As I drove, architecture shifted from boxy and small into expensive and elegant. The road curled past Reed college, before it dropped back down into working class bungalows. I parked in front of a small house with a weathered red pickup truck that was already parked in the street out front.
I’d mentioned the beauty of that particular drive to my father once, said I liked it, liked how it grows so lovely in certain areas, wooded in others, industrial then well landscaped, you can feel the shifts. He knew exactly what I meant. He told me about the feeling of driving that road with his dad, back before his dad passed away, so that would’ve been before 1951. As a kid born homeless, raised for the first five years in a tent in North Portland, then having made the move into one of those boxy, working-class bungalows, he and sometimes he and his father had made the drive a few times on the way to jobs, on the way to life. His father had been negotiating to buy a full-service gas station with a house in one of the wealthier neighborhoods. It would’ve changed everything, for their family, to own such a place. Unfortunately, his father passed away before nailing that dream. He, this grandfather I never met, was a guy who did what he could while he could, working hard.

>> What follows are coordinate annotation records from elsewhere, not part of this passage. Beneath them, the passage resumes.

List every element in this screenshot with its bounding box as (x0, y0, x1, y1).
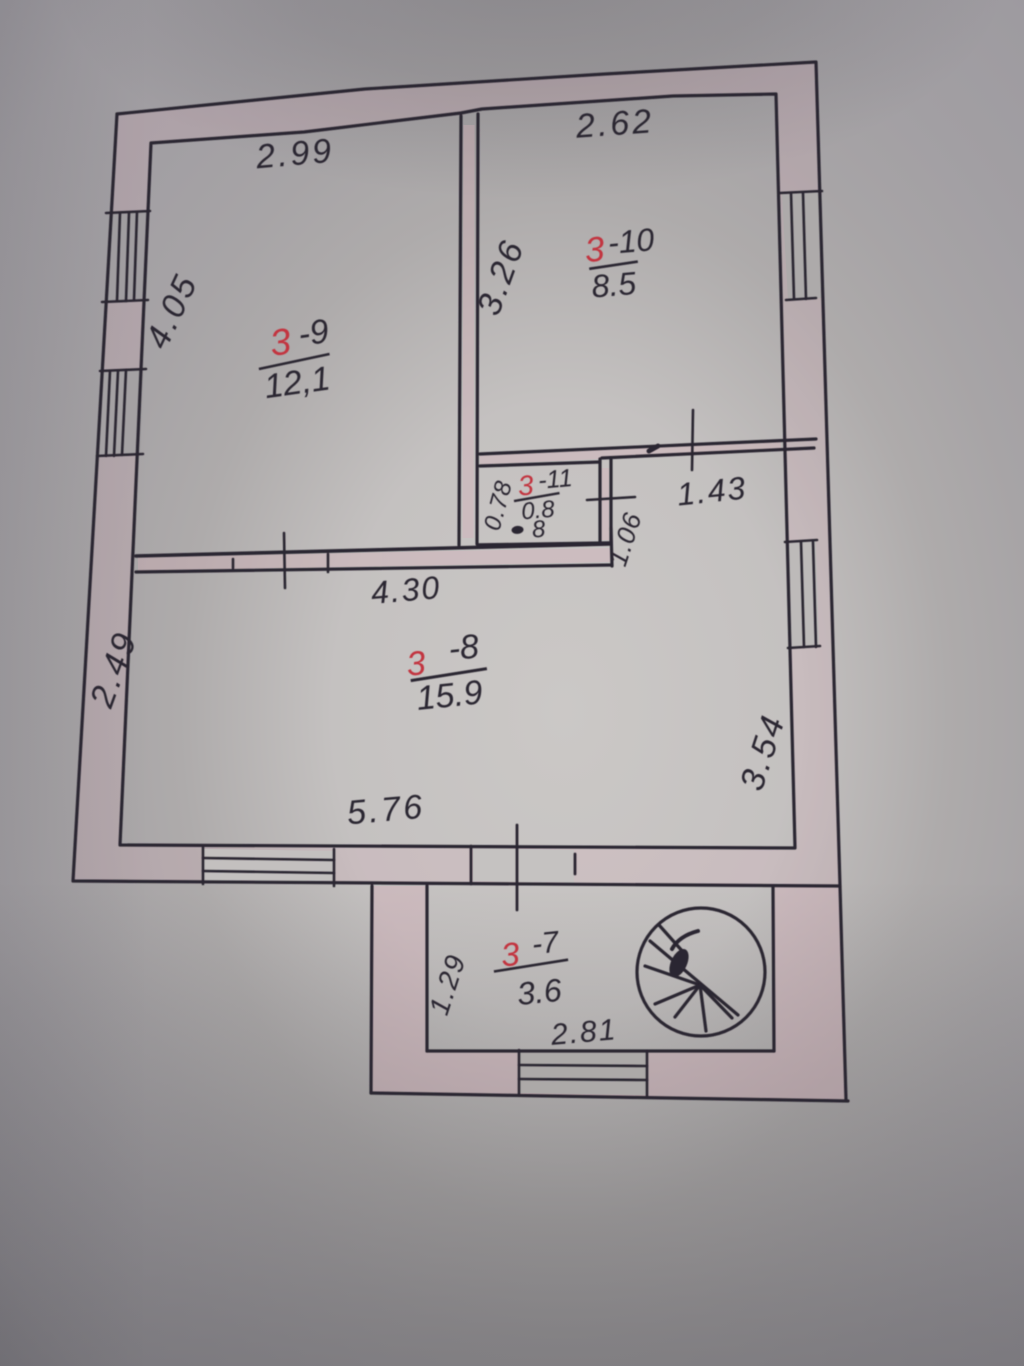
svg-text:4.30: 4.30 (369, 569, 442, 611)
svg-text:3.6: 3.6 (515, 972, 563, 1012)
svg-text:-11: -11 (537, 464, 574, 495)
svg-text:1.43: 1.43 (675, 469, 749, 512)
svg-text:5.76: 5.76 (345, 788, 426, 833)
svg-text:2.62: 2.62 (574, 102, 656, 145)
svg-text:8.5: 8.5 (590, 265, 638, 305)
svg-text:-10: -10 (606, 221, 655, 261)
svg-text:3: 3 (583, 229, 606, 270)
svg-text:2.81: 2.81 (549, 1013, 619, 1052)
svg-text:-9: -9 (296, 312, 331, 354)
svg-text:-8: -8 (447, 627, 481, 668)
svg-text:-7: -7 (530, 926, 561, 962)
svg-text:2.99: 2.99 (253, 132, 335, 177)
svg-text:15.9: 15.9 (415, 673, 485, 718)
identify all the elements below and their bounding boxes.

Once, a friend said that it was brave to stay in one place so long, as long as I had, as long as I have. When she said it, in the moment, I had no opinion. It hadn’t occurred to me. I only thought, Is it?
I thought, Brave?
Maybe I nodded, but really I didn’t know, didn’t feel it. Since then, I think of those words when I feel the layers of complex emotion laced into what it means to stay in one place—the personal history, childhood, adulthood and everything in between, the accumulation of love, good times, high hopes, loss, jokes, nightmares, witnessing, making mistakes, forgiving each other, being human.
We’ve all been trying, one way or another, for a very long time, haven’t we?
I didn’t go in my father’s house. I took the bins out then kept going. I drove back along the same road, the artery, that means of existence, a road that maps a path of any potential for upward mobility, the graceful high hopes and tended lawns, the rugged homes left too close to a freeway after the city put that freeway in, the rise and fall and ways of getting by.
Soon I’ll go to Iceland, and everything I see will be new. I’ll be a tourist. On the way home, I plan to stop in New York. I’m still sorting out that piece of the plan. I’ll go to Boston, too.
Then, so soon after going away, I’ll bounce right back home.
Wonderful essay. I've lived in the same area for 35 years. So many memories. It certain adds texture to everything. Happy travels!